Shmuel (appelé aussi Mula) Breslaw91 est né en 1920 à Moscou dans une famille aux convictions sionistes, aisée, d’un statut social élevé – son père était diamantaire, ce qui l’avait autorisé à vivre en-dehors de la Zone de Résidence imposée par le Tsar92. Son père, Lippa ( ?-1942), était Biélorusse de Shklov ; sa mère, Rachel dite Roza, née Ludwinowski (1880-1942), venait de Kowna en Lithuanie. Il était le cadet de quatre enfants. Après Moscou, toute la famille s’installe à Varsovie, en 1925, où elle découvre le foisonnement de la vie juive ; le père devient agent de change indépendant. Shmuel entre dans une école réputée, Hinouch, où l’enseignement se faisait en polonais et en hébreu. Il y étudie jusqu’à la fin de ses études gymnasiales. Il était un élève brillant, exigeant à l’égard de lui-même et qui n’hésitait pas à railler ses professeurs.

A 11 ans, il s’engage dans le mouvement scout sioniste ha-Shomer ha-Tzaïr. Il y était respecté et admiré. Il était aimé, il était enthousiaste, imaginatif et, disaient certains, romantique. Shmuel savait réunir ses amis pour des débats d’idées. Il aimait la musique et fréquentait assidument les concerts philharmoniques de Varsovie.

 

Tous les témoignages recueillis par Joseph Shamir s’accordent pour lui reconnaître une intelligence supérieure et un véritable talent pour l’écriture et le dessin. Il avait fait le projet d’entrer à la Faculté des Sciences humaines et des lettres à l’Université de Varsovie puis d’émigrer, en automne 1940, en Palestine comme l’avait fait son frère Fima Breslaw, en 193594.

Au printemps 1939, il écrit une lettre en hébreu à Fima dans laquelle il parle de son engagement dans le Mouvement de l’ha-Shomer ha-Tzaïr, mais aussi de tout ce qu’il doit encore faire pour accomplir son Alyah95.

« Si la guerre n’a pas lieu, mes projets sont très clairs pour un proche avenir.

Durant l’automne passé, je me suis consacré au travail avec les chefs des

sections du Mouvement. J’aurai un peu plus de temps, car je ne devrais pas

diriger personnellement un groupe et ma mission sera de réunir le Forum des

directeurs et de travailler à la direction locale, cela me permettra de déposer,

une fois encore, mes papiers auprès de l’Université. Durant l’année qui vient,

j’essayerai de liquider toutes mes fonctions auprès de la cellule, de réunir de

l’argent et de faire l’Alyah, en automne 1940. C’est un projet très réaliste bien

qu’il contienne pas mal d’obstacles. D’abord la Harchara96 […] En principe,

dans le mouvement, il y a maintenant le fait qu’on ne peut pas intégrer un

kibboutz sans la phase préparatoire de la Harchara. […]

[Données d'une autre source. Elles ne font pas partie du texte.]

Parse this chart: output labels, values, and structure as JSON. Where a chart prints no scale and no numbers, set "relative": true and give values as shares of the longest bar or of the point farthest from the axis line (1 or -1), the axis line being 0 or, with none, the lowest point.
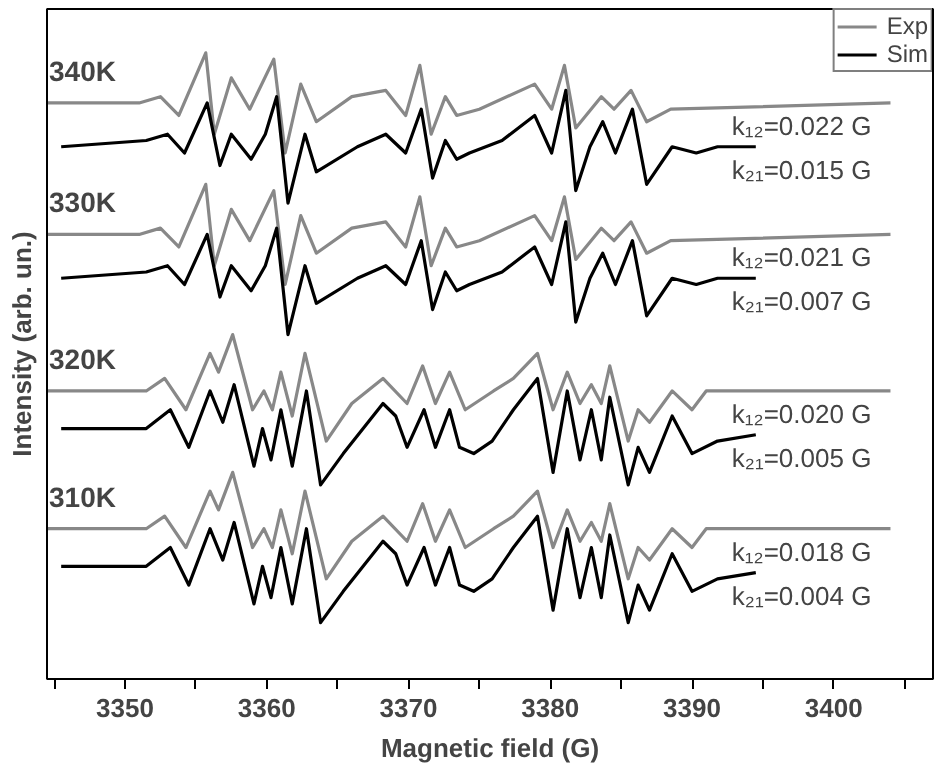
{
  "chart_data": {
    "type": "line",
    "relative": true,
    "xlabel": "Magnetic field (G)",
    "ylabel": "Intensity (arb. un.)",
    "xlim": [
      3344.5,
      3407
    ],
    "xticks": [
      {
        "value": 3345,
        "label": null
      },
      3350,
      {
        "value": 3355,
        "label": null
      },
      3360,
      {
        "value": 3365,
        "label": null
      },
      3370,
      {
        "value": 3375,
        "label": null
      },
      3380,
      {
        "value": 3385,
        "label": null
      },
      3390,
      {
        "value": 3395,
        "label": null
      },
      3400,
      {
        "value": 3405,
        "label": null
      }
    ],
    "tick_labels": "x",
    "legend": "top right",
    "grid": false,
    "series": [
      {
        "name": "Exp",
        "color": "#888888",
        "x": [
          3344.5,
          3351,
          3352.5,
          3353.8,
          3355.7,
          3356.3,
          3357.5,
          3358.8,
          3360.5,
          3361.3,
          3362.4,
          3363.5,
          3366,
          3368.4,
          3369.8,
          3370.8,
          3371.6,
          3372.6,
          3373.4,
          3375,
          3378.9,
          3380.1,
          3381,
          3381.8,
          3383.6,
          3384.5,
          3385.7,
          3386.8,
          3388.5,
          3404
        ],
        "values": [
          0.92,
          0.92,
          0.93,
          0.9,
          1,
          0.87,
          0.96,
          0.91,
          0.99,
          0.84,
          0.95,
          0.89,
          0.93,
          0.94,
          0.9,
          0.98,
          0.87,
          0.93,
          0.9,
          0.91,
          0.95,
          0.91,
          0.98,
          0.88,
          0.93,
          0.91,
          0.94,
          0.89,
          0.91,
          0.92
        ]
      },
      {
        "name": "Sim",
        "color": "#000000",
        "x": [
          3345.5,
          3351.5,
          3353,
          3354.2,
          3355.8,
          3356.7,
          3357.5,
          3358.9,
          3359.9,
          3360.7,
          3361.5,
          3362.7,
          3363.5,
          3366.4,
          3368.4,
          3369.8,
          3370.9,
          3371.7,
          3372.6,
          3373.4,
          3374.3,
          3376.6,
          3378.9,
          3380.1,
          3381.1,
          3381.8,
          3382.8,
          3383.7,
          3384.6,
          3385.8,
          3386.8,
          3388.6,
          3390.3,
          3391.8,
          3394.5
        ],
        "values": [
          0.85,
          0.86,
          0.87,
          0.84,
          0.92,
          0.82,
          0.87,
          0.83,
          0.87,
          0.93,
          0.76,
          0.87,
          0.81,
          0.85,
          0.87,
          0.84,
          0.91,
          0.8,
          0.86,
          0.83,
          0.84,
          0.86,
          0.9,
          0.84,
          0.94,
          0.78,
          0.85,
          0.89,
          0.84,
          0.91,
          0.79,
          0.85,
          0.84,
          0.85,
          0.85
        ]
      },
      {
        "color": "#888888",
        "x": [
          3344.5,
          3351,
          3352.5,
          3353.8,
          3355.7,
          3356.3,
          3357.5,
          3358.8,
          3360.5,
          3361.3,
          3362.4,
          3363.5,
          3366,
          3368.4,
          3369.8,
          3370.8,
          3371.6,
          3372.6,
          3373.4,
          3375,
          3378.9,
          3380.1,
          3381,
          3381.8,
          3383.6,
          3384.5,
          3385.7,
          3386.8,
          3388.5,
          3404
        ],
        "values": [
          0.71,
          0.71,
          0.72,
          0.69,
          0.79,
          0.66,
          0.75,
          0.7,
          0.78,
          0.63,
          0.74,
          0.68,
          0.72,
          0.73,
          0.69,
          0.77,
          0.66,
          0.72,
          0.69,
          0.7,
          0.74,
          0.7,
          0.77,
          0.67,
          0.72,
          0.7,
          0.73,
          0.68,
          0.7,
          0.71
        ]
      },
      {
        "color": "#000000",
        "x": [
          3345.5,
          3351.5,
          3353,
          3354.2,
          3355.8,
          3356.7,
          3357.5,
          3358.9,
          3359.9,
          3360.7,
          3361.5,
          3362.7,
          3363.5,
          3366.4,
          3368.4,
          3369.8,
          3370.9,
          3371.7,
          3372.6,
          3373.4,
          3374.3,
          3376.6,
          3378.9,
          3380.1,
          3381.1,
          3381.8,
          3382.8,
          3383.7,
          3384.6,
          3385.8,
          3386.8,
          3388.6,
          3390.3,
          3391.8,
          3394.5
        ],
        "values": [
          0.64,
          0.65,
          0.66,
          0.63,
          0.71,
          0.61,
          0.66,
          0.62,
          0.66,
          0.72,
          0.55,
          0.66,
          0.6,
          0.64,
          0.66,
          0.63,
          0.7,
          0.59,
          0.65,
          0.62,
          0.63,
          0.65,
          0.69,
          0.63,
          0.73,
          0.57,
          0.64,
          0.68,
          0.63,
          0.7,
          0.58,
          0.64,
          0.63,
          0.64,
          0.64
        ]
      },
      {
        "color": "#888888",
        "x": [
          3344.5,
          3351.5,
          3352.8,
          3354.3,
          3356,
          3356.6,
          3357.6,
          3359,
          3359.8,
          3360.4,
          3361,
          3361.8,
          3362.7,
          3364.2,
          3366,
          3368.2,
          3369.9,
          3371,
          3371.9,
          3372.9,
          3374,
          3376,
          3377.4,
          3379.1,
          3380.2,
          3381.2,
          3382.1,
          3382.9,
          3383.6,
          3384.2,
          3385.5,
          3386.2,
          3387,
          3388.6,
          3390,
          3391,
          3404
        ],
        "values": [
          0.46,
          0.46,
          0.48,
          0.43,
          0.52,
          0.49,
          0.55,
          0.43,
          0.46,
          0.43,
          0.49,
          0.42,
          0.52,
          0.38,
          0.44,
          0.48,
          0.44,
          0.5,
          0.44,
          0.49,
          0.43,
          0.46,
          0.48,
          0.52,
          0.43,
          0.49,
          0.44,
          0.47,
          0.44,
          0.5,
          0.38,
          0.43,
          0.41,
          0.46,
          0.43,
          0.46,
          0.46
        ]
      },
      {
        "color": "#000000",
        "x": [
          3345.5,
          3351.5,
          3353.2,
          3354.5,
          3356,
          3356.9,
          3357.7,
          3359.1,
          3359.7,
          3360.3,
          3361,
          3361.8,
          3362.8,
          3363.8,
          3365.4,
          3368.2,
          3369.1,
          3369.9,
          3371.1,
          3371.9,
          3372.9,
          3373.6,
          3374.6,
          3375.9,
          3377.4,
          3379.1,
          3380.2,
          3381.2,
          3382.1,
          3382.9,
          3383.6,
          3384.2,
          3385.5,
          3386.2,
          3387,
          3388.6,
          3390,
          3391.8,
          3394.5
        ],
        "values": [
          0.4,
          0.4,
          0.43,
          0.37,
          0.46,
          0.41,
          0.47,
          0.34,
          0.4,
          0.35,
          0.43,
          0.34,
          0.46,
          0.31,
          0.36,
          0.44,
          0.42,
          0.37,
          0.43,
          0.37,
          0.43,
          0.37,
          0.36,
          0.38,
          0.43,
          0.48,
          0.33,
          0.46,
          0.35,
          0.43,
          0.35,
          0.45,
          0.31,
          0.37,
          0.33,
          0.42,
          0.36,
          0.38,
          0.39
        ]
      },
      {
        "color": "#888888",
        "x": [
          3344.5,
          3351.5,
          3352.8,
          3354.3,
          3356,
          3356.6,
          3357.6,
          3359,
          3359.8,
          3360.4,
          3361,
          3361.8,
          3362.7,
          3364.2,
          3366,
          3368.2,
          3369.9,
          3371,
          3371.9,
          3372.9,
          3374,
          3376,
          3377.4,
          3379.1,
          3380.2,
          3381.2,
          3382.1,
          3382.9,
          3383.6,
          3384.2,
          3385.5,
          3386.2,
          3387,
          3388.6,
          3390,
          3391,
          3404
        ],
        "values": [
          0.24,
          0.24,
          0.26,
          0.21,
          0.3,
          0.27,
          0.33,
          0.21,
          0.24,
          0.21,
          0.27,
          0.2,
          0.3,
          0.16,
          0.22,
          0.26,
          0.22,
          0.28,
          0.22,
          0.27,
          0.21,
          0.24,
          0.26,
          0.3,
          0.21,
          0.27,
          0.22,
          0.25,
          0.22,
          0.28,
          0.16,
          0.21,
          0.19,
          0.24,
          0.21,
          0.24,
          0.24
        ]
      },
      {
        "color": "#000000",
        "x": [
          3345.5,
          3351.5,
          3353.2,
          3354.5,
          3356,
          3356.9,
          3357.7,
          3359.1,
          3359.7,
          3360.3,
          3361,
          3361.8,
          3362.8,
          3363.8,
          3365.4,
          3368.2,
          3369.1,
          3369.9,
          3371.1,
          3371.9,
          3372.9,
          3373.6,
          3374.6,
          3375.9,
          3377.4,
          3379.1,
          3380.2,
          3381.2,
          3382.1,
          3382.9,
          3383.6,
          3384.2,
          3385.5,
          3386.2,
          3387,
          3388.6,
          3390,
          3391.8,
          3394.5
        ],
        "values": [
          0.18,
          0.18,
          0.21,
          0.15,
          0.24,
          0.19,
          0.25,
          0.12,
          0.18,
          0.13,
          0.21,
          0.12,
          0.24,
          0.09,
          0.14,
          0.22,
          0.2,
          0.15,
          0.21,
          0.15,
          0.21,
          0.15,
          0.14,
          0.16,
          0.21,
          0.26,
          0.11,
          0.24,
          0.13,
          0.21,
          0.13,
          0.23,
          0.09,
          0.15,
          0.11,
          0.2,
          0.14,
          0.16,
          0.17
        ]
      }
    ],
    "annotations": [
      "340K",
      "330K",
      "320K",
      "310K",
      "k₁₂=0.022 G",
      "k₂₁=0.015 G",
      "k₁₂=0.021 G",
      "k₂₁=0.007 G",
      "k₁₂=0.020 G",
      "k₂₁=0.005 G",
      "k₁₂=0.018 G",
      "k₂₁=0.004 G"
    ]
  }
}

Actuellement, il manque des personnes pour diriger le Mouvement à Varsovie,

et si on me demande de rester je ne refuserai pas, mais en vérité, je veux

vraiment fuir la golah97, ce pays étranger, vil, abject, ignoble, infâme. […]

Shalom, ton frère Shmuel »98.

La guerre éclate et Varsovie est sous les bombes allemandes, le 13 septembre 1939. La cellule de l’ha-Shomer ha-Tzaïr de Varsovie ayant été démantelée, la direction du Mouvement, qui n’a pas pris le chemin de l’exode comme d’autres dirigeants de mouvements ou de partis, est restée à Varsovie et recommande à ses activistes de se déplacer vers l’Est, au-delà de la Vistule. L’objectif : maintenir à tout prix une cohésion entre les cellules dispersées à travers le pays, et surtout protéger et conserver le drapeau d’ha-Shomer ha-Tzaïr. Shmuel quitte Varsovie pour Vilna dans l’espoir d’y maintenir les activités du Mouvement, il porte le drapeau sous ses habits99. Il a raconté cette errance de 550 kilomètres vers Vilna, où il arrive en octobre 1939, dans un article paru plus tard dans Iton ha-Tnua, un des journaux de l’ha-Shomer ha-Tzaïr :

« Tout a commencé un mercredi matin. Je n’avais pas encore saisi la gravité de

la situation. Je considérai le démantèlement de la cellule comme un

événement historique et le départ de Varsovie à pied comme un enfantillage.

J’ai changé d’avis en cours de journée. […] Dans la nuit retentit une sirène,

comme un mauvais présage, et à l’aube toute la ville abasourdie de peur, était

dans les rues pour les adieux aux hommes qui s’en allaient. Nous nous

sommes joints aux réfugiés partant en direction de l’Est. Lorsque nous

sommes passés devant le local de la cellule, nos gorges se sont serrées ».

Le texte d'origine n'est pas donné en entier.